La Parrilla de Fariña y la Siberia del Personal Médico

Había una vez un preso de nombre Leonardo Fariña, alojado en el penal de Ezeiza por una causa de evasión fiscal. Con el propósito de insertarse en su nuevo ecosistema, adoptó costumbres “tumberas” y su contribución a la sociedad fue la de hacerse cargo del equipo de fútbol en su unidad carcelaria. Como todo director técnico argentino (Al mejor estilo Gerardo Martino en Barcelona o Alfio Basile en los equipos que lo han tenido como responsable de las cuestiones tácticas y estratégicas) recurrió a los asados para unir al grupo. Con el fin de refaccionar la parrilla existente, el empresario caído en desgracia pagó de su propio (¿?) bolsillo los elementos para la reparación. Entre estos materiales, vigas de hierro y alambres -apenas más peligrosos que emparedados de miga muchas veces confiscados a los visitantes de presos políticos- desembolsó una suma cercana a los cinco mil pesos. El servicio penitenciario anunció el comienzo de las obras a principio de este año. No, no estará la ex mandataria Cristina Fernández de Kirchner para su inauguración. Para reinsertarse en la sociedad, esta comida es vital -no me juzgue- Importantes políticos argentinos han presentado proyectos de ley para celebrar el primer domingo de octubre, anualmente, El Día Nacional de la Parrilla.

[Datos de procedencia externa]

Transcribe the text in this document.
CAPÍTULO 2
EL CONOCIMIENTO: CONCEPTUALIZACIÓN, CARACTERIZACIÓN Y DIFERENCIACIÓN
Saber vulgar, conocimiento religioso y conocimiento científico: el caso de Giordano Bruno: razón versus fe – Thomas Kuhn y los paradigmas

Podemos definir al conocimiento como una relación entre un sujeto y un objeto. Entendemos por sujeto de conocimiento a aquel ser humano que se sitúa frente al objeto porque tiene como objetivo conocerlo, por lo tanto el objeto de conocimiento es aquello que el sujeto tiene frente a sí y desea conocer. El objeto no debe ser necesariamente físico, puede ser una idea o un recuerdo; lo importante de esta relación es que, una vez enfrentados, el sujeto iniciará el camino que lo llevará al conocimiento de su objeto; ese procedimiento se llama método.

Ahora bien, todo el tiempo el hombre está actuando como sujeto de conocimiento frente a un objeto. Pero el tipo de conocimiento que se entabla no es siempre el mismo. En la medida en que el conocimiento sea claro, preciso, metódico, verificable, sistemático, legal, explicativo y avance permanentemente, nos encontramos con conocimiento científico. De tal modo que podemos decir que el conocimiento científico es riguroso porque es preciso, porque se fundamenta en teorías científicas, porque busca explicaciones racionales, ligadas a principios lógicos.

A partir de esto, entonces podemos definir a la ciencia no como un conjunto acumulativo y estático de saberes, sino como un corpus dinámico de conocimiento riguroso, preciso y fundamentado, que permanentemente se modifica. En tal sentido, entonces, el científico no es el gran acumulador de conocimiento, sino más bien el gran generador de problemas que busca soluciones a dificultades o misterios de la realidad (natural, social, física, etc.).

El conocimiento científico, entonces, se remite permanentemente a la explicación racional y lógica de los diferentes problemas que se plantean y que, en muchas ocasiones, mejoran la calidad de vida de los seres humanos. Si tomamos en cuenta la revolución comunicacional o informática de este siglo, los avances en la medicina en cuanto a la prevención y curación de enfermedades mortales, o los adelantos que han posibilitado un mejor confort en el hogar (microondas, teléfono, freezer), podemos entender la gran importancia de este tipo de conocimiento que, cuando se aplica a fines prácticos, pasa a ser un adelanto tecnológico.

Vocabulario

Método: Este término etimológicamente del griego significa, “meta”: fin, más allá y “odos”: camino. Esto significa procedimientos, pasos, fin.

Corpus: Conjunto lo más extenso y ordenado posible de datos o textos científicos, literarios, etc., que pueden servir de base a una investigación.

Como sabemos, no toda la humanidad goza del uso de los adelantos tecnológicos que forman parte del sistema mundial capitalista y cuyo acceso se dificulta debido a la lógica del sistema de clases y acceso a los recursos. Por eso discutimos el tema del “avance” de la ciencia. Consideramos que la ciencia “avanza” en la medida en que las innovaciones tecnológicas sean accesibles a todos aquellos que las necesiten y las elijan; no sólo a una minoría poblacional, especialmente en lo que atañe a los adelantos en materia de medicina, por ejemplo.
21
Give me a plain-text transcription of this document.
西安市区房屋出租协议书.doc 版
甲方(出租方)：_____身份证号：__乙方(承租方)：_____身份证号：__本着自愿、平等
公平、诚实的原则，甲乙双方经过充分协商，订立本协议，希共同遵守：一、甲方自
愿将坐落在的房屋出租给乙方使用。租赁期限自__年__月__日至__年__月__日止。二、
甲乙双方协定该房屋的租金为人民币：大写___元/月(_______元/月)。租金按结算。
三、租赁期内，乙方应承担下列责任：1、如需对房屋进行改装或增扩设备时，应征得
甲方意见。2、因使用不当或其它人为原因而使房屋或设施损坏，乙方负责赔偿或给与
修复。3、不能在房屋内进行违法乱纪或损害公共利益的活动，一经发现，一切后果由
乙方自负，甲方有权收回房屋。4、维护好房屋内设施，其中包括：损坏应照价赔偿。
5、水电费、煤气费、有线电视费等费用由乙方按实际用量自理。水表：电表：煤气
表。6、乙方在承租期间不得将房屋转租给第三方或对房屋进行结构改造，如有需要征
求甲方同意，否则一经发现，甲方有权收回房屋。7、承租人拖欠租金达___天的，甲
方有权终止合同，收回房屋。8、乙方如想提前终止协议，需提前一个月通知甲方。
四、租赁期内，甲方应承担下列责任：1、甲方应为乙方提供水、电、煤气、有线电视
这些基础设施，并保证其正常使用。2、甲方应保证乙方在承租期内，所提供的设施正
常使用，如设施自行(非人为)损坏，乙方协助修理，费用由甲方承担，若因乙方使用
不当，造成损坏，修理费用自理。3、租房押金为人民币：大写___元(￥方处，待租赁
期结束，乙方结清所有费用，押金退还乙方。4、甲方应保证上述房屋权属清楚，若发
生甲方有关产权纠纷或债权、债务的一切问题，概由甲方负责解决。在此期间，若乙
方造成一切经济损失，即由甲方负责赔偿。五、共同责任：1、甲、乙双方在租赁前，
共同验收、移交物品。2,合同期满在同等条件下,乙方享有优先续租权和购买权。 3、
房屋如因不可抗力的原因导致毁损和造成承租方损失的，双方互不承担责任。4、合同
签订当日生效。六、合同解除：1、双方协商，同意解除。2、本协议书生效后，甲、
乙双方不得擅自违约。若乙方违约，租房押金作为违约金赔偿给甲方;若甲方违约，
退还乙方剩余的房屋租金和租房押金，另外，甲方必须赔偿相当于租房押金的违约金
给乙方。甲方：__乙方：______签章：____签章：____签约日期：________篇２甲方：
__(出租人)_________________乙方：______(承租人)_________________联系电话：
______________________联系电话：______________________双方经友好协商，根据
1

Había una vez un preso político (Preso ilegalmente arrestado) quien observó la manera como trabajaba, descansaba o simplemente habitaba el servicio médico del pabellón 19 bajo un tinglado alto con separaciones con placas de durlock, que no llegaban ni remotamente al cielorraso, produciendo un frío considerable en invierno. Este prisionero intentó hacer fructífera su idea de donar materiales para culminar esta obra añadiendo paredes y algún tipo de aislante para evitar que los efectos de los trastornos climáticos cayeran sin piedad sobre las humanidades de los profesionales. La iniciativa fue derrumbada por las autoridades y reglamentos del penal por un conflicto de intereses. Al parecer ningún detenido puede realizar una oblación, así la misma sea un beneficio para los sufridos trabajadores del establecimiento. Claudio Kussman nunca habló de esta frustración. Penosamente, las autoridades no compartieron este sueño. Pero queda como anécdota pequeña, que yo si he rescatado deliberadamente para exponer como está atada la cadena de la lógica en un país sin rumbo.

¿Será porque Fariña abonó su ofrenda con dinero perteneciente al Estado o a los contribuyentes?